The craftsman laid aside the piece he was working on; then slowly, carefully, as if he were afraid she would draw and swing at any moment, he got down from the table.

“I’ve no time to wait, hidesman.”

“Er, well and good, then, if you don’t demand a perfect fit. I’ve got one I was making for the miller’s son, and he’s about your size.”

“Bring it out.”

When the craftsman went to the back, he swept up the child and the puppies with him. In a few minutes he came back with the heavy leather vest, which had metal studs all down the sides. When she tried it on over her shirt, it was a little tight, but it would do. She threw six silver coins, about twice what it was worth, onto the table and strode out, leaving the craftsman shaking behind her. She took the jerkin to a public privy and put it on under her shirt, this time, lacing it tight to flatten her breasts. Although it chafed, it would also protect her ribs against a casual knife. It was the best protection she could get, since the gwerbret’s men frowned on civilians wearing mail in the city streets. Then she went on to the Bilge.

In the sunny morning the narrow, filthy streets were nearly deserted. A gaggle of ragged children played at hurley with a bent stick and a torn leather ball; a couple of women with market baskets hurried past her on, their way to the fishmonger’s down at the wharves. She saw one man, a white-haired beggar with no hands, sunning himself in a doorway. She strolled over to the ex-thief and dropped a silver piece in the wooden bowl beside him.

“Where’s the Red Man tavern?”

“That’s not a pleasant place, lad.”

“Do I look like a pleasant sort of man?”

He laughed, revealing brown stumps of broken teeth.

“Well, then, keep going along this here street until you come to a tannery yard. The stink’ll guide you. Then go around the tannery. You’ll see the Red Man’s sign down an alley to the left.”

As she walked on, Jill kept on a close guard. Here and there she saw a leather drape move at a window, or a figure appear briefly at an open door. She suspected that already the old thief had pressed some child into service as a messenger and sent it to the tavern with the news that a silver dagger was on his way, Even though she was sweating under the heavy jerkin, she appreciated it more than ever. If their enemies wanted to, they could murder her here in the street without anyone bothering to interfere. She wondered about Rhodry, if perhaps the gwerbret’s men had merely been led right past some place where he’d been hidden. In this tight-lipped little world, anything seemed possible.

To her surprise, the Red Man was clean, with newly white-ashed walls and a well-swept cobbled yard around it.
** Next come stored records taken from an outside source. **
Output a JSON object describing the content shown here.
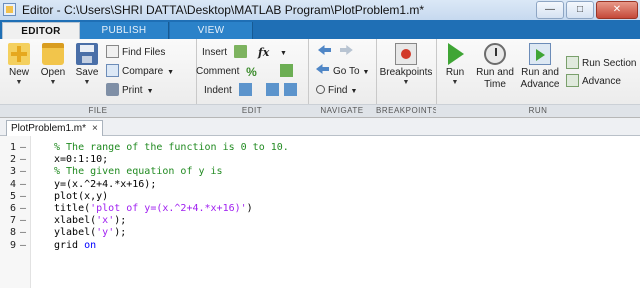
{
  "window": {
    "title": "Editor - C:\\Users\\SHRI DATTA\\Desktop\\MATLAB Program\\PlotProblem1.m*",
    "controls": {
      "minimize": "—",
      "maximize": "□",
      "close": "✕"
    }
  },
  "ribbon_tabs": [
    "EDITOR",
    "PUBLISH",
    "VIEW"
  ],
  "ribbon": {
    "file": {
      "label": "FILE",
      "new": "New",
      "open": "Open",
      "save": "Save",
      "find_files": "Find Files",
      "compare": "Compare",
      "print": "Print"
    },
    "edit": {
      "label": "EDIT",
      "insert": "Insert",
      "fx": "fx",
      "comment": "Comment",
      "indent": "Indent",
      "pct": "%"
    },
    "navigate": {
      "label": "NAVIGATE",
      "go_to": "Go To",
      "find": "Find"
    },
    "breakpoints": {
      "label": "BREAKPOINTS",
      "button": "Breakpoints"
    },
    "run": {
      "label": "RUN",
      "run": "Run",
      "run_and_time_1": "Run and",
      "run_and_time_2": "Time",
      "run_and_advance_1": "Run and",
      "run_and_advance_2": "Advance",
      "run_section": "Run Section",
      "advance": "Advance"
    }
  },
  "document_tab": {
    "name": "PlotProblem1.m*",
    "close": "×"
  },
  "code_lines": [
    {
      "num": "1",
      "parts": [
        {
          "t": "% The range of the function is 0 to 10.",
          "c": "cm"
        }
      ]
    },
    {
      "num": "2",
      "parts": [
        {
          "t": "x=0:1:10;",
          "c": ""
        }
      ]
    },
    {
      "num": "3",
      "parts": [
        {
          "t": "% The given equation of y is",
          "c": "cm"
        }
      ]
    },
    {
      "num": "4",
      "parts": [
        {
          "t": "y=(x.^2+4.*x+16);",
          "c": ""
        }
      ]
    },
    {
      "num": "5",
      "parts": [
        {
          "t": "plot(x,y)",
          "c": ""
        }
      ]
    },
    {
      "num": "6",
      "parts": [
        {
          "t": "title(",
          "c": ""
        },
        {
          "t": "'plot of y=(x.^2+4.*x+16)'",
          "c": "str"
        },
        {
          "t": ")",
          "c": ""
        }
      ]
    },
    {
      "num": "7",
      "parts": [
        {
          "t": "xlabel(",
          "c": ""
        },
        {
          "t": "'x'",
          "c": "str"
        },
        {
          "t": ");",
          "c": ""
        }
      ]
    },
    {
      "num": "8",
      "parts": [
        {
          "t": "ylabel(",
          "c": ""
        },
        {
          "t": "'y'",
          "c": "str"
        },
        {
          "t": ");",
          "c": ""
        }
      ]
    },
    {
      "num": "9",
      "parts": [
        {
          "t": "grid ",
          "c": ""
        },
        {
          "t": "on",
          "c": "kw"
        }
      ]
    }
  ],
  "line_marker": "–",
  "colors": {
    "ribbon_tab_bar": "#1f6fb5",
    "comment": "#228b22",
    "string": "#a020f0",
    "keyword": "#0000ff"
  }
}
The sign hanging out front showed a bright red giant wearing naught but enormous erection as he stood on top of a hill with an uprooted tree in each hand. The image was somehow annoying, a bawdry gone sour. When she went inside, she found that the half-round tavern room was also clean, with fresh straw on the floor and scrubbed tables. All the shutters were closed, leaving the room dark except for the firelight from the hearth, where a spitful of chickens were being turned by a ragged scullery lad. Half a dozen men sat at one table; the rest were empty. Near the hearth one fellow snored loudly in the straw with a pair of dogs cuddled at his back.

The tavernman who came to greet her was Bardekian, a fleshy black man whose face and arms were covered with old scars, all of them long, thin cuts from some sort of sharp knife.